We also saw an example of an agency that didn’t listen to the community. In between, one of our trips, an International organization had sent a representative with a specific mandate to build toilets in the community. They had 10-days to complete the project. They, on their own without consultation with the community, decided to use the school playground to build a set of concrete, western toilets that looked appealing, took photographs and left. When we visited next, we saw the toilets were abandoned and unused. In conversations with the community elders, it became obvious the representatives had come to complete a checkmark in their to-do list and not really solve the challenges of the community. The community did need toilets but not a concrete one, definitely not a western one. The concrete toilet already had leakages because the sea-water had still not subsided, and the ground was wet and eroded which meant it was not prudent to build a concrete structure and the icing on the cake was that the toilet had no water and drainage outlet making it unusable.

This was a huge lesson for me. Never to engage with this work from a sense of authority, expertise vs local wisdom or just a job to be completed or from my own myopic understanding of what communities need. I learnt to respect the wisdom and agency of the community and learnt to listen, build trust and respond to what they need.

At another time, I was working with a young man of 11-years who had dropped out of school, had become a petty thief and had learnt to own that identity. In my privileged and limited lens, I brought my prejudices and biases to my relationship with him. I attempted to put him back in school without first understanding that he dropped out of school because he was getting beaten at school and he needed to be around to take care of his 5-year old sister who was left alone while his mother was at work. I attempted to get him out of thieving without realizing that his mother didn’t feed him and he stole so that he can get some money to feed himself and his sister. When his daily life was already filled with such complexity and there were societal barriers and structural inequities preventing him from surviving, who am I to judge the choices and decisions this young man is making.

Yet another time, at a camp with adolescent street boys designed to help them get out of substance abuse, our privileged lens told us that substance abuse was bad for these boys.
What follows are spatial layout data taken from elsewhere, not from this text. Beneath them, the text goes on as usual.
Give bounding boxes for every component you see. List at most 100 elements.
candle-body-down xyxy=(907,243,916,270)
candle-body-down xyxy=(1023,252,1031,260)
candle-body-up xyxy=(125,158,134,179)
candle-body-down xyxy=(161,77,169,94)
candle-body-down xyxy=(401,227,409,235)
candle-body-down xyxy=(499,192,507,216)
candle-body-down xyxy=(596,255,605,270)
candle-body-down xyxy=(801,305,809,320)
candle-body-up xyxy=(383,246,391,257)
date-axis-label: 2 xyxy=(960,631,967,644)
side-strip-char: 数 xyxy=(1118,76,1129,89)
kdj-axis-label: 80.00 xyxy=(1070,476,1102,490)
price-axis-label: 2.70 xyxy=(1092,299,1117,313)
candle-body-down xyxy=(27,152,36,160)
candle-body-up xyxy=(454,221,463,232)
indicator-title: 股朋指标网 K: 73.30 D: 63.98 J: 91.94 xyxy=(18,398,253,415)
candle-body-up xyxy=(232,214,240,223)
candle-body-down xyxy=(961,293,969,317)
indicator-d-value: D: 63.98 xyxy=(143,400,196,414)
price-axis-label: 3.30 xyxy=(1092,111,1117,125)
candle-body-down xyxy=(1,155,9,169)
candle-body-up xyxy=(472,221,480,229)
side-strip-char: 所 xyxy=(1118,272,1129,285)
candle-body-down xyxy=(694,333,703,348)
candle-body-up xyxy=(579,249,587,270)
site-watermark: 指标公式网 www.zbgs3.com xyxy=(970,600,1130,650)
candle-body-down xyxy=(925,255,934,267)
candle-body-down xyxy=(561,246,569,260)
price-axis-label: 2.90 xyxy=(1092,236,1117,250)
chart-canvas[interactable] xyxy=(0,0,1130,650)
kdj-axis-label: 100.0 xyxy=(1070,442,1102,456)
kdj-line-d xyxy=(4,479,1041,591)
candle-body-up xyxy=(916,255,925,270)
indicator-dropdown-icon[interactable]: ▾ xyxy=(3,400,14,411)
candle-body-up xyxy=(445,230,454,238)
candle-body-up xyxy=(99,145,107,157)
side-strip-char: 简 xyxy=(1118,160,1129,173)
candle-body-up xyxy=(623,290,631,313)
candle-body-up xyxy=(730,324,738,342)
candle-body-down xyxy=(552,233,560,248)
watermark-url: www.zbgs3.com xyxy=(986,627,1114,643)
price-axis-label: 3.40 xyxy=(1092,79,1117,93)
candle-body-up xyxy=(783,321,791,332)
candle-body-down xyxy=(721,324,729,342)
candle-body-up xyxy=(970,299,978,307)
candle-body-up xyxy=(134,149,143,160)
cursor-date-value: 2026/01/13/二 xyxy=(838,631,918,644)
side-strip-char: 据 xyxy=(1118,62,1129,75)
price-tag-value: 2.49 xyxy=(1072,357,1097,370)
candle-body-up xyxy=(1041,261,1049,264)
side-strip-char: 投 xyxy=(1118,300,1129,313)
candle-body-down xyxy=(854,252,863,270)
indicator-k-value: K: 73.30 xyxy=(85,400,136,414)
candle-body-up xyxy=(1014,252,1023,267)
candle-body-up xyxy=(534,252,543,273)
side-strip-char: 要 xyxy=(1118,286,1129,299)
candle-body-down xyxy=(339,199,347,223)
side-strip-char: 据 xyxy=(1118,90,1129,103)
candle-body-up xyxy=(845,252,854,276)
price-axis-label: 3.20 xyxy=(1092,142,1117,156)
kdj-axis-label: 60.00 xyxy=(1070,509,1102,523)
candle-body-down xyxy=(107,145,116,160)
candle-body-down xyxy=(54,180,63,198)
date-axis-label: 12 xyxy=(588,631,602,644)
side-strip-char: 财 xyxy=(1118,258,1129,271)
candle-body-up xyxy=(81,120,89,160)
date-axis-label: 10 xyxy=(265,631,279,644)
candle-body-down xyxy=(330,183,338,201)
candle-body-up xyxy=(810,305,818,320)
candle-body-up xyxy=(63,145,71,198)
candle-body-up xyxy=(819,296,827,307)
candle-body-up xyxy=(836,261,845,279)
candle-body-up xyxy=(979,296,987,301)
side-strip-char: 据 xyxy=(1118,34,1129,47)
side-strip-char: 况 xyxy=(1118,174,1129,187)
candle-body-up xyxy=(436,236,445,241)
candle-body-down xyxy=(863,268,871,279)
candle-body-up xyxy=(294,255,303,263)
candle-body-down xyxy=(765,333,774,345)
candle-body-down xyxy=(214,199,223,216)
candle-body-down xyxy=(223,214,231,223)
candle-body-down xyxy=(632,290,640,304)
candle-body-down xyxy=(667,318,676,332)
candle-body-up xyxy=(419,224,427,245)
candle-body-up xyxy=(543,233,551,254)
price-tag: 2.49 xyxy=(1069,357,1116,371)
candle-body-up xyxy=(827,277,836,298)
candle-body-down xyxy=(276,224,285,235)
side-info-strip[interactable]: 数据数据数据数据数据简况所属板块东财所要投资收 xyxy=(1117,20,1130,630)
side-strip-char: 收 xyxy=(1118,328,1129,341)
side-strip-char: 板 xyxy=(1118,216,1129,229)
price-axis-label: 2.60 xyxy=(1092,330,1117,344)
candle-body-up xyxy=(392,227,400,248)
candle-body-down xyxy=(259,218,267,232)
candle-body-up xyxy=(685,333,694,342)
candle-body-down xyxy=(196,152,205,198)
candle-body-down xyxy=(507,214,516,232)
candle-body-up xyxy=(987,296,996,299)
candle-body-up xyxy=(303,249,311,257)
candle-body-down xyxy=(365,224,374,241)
During one of the reflection circles, a young boy spoke his truth. He said that he eats his meals out of stinking garbage bins, sleeps on street corners or park benches with the risk of being beaten up by the police or bullied by the older boys. The drugs help him numb his senses to stench, garbage, beatings, abuse so he could live another day.

Today, I am still an upper caste, Hindu, cis-gender man and I ask myself ‘what does then an upper caste, Hindu, cis-gender man with an internalized savior syndrome do?’ I am still exploring the answer. But one thing I am sure of, that this journey is not about saving anyone anymore. It is now my journey of unpacking my privilege and unlearning my narratives. To accept that my privilege and the skills and allowances that come with it is the problem and not the solution. To learn to step back and listen rather than jump to solve. To hold and not judge the other realities that are not mine. And to listen, acknowledge, accept and honor the other truths that are out there.

PS: I changed the word ‘Blind Spots’ to ‘Shortcomings’ because someone helped me realize that using the language of ‘blind’ in a context where I am pointing out to something I missed / some aspect of my personality or knowledge that I would want to correct can be harmful for those with disabilities.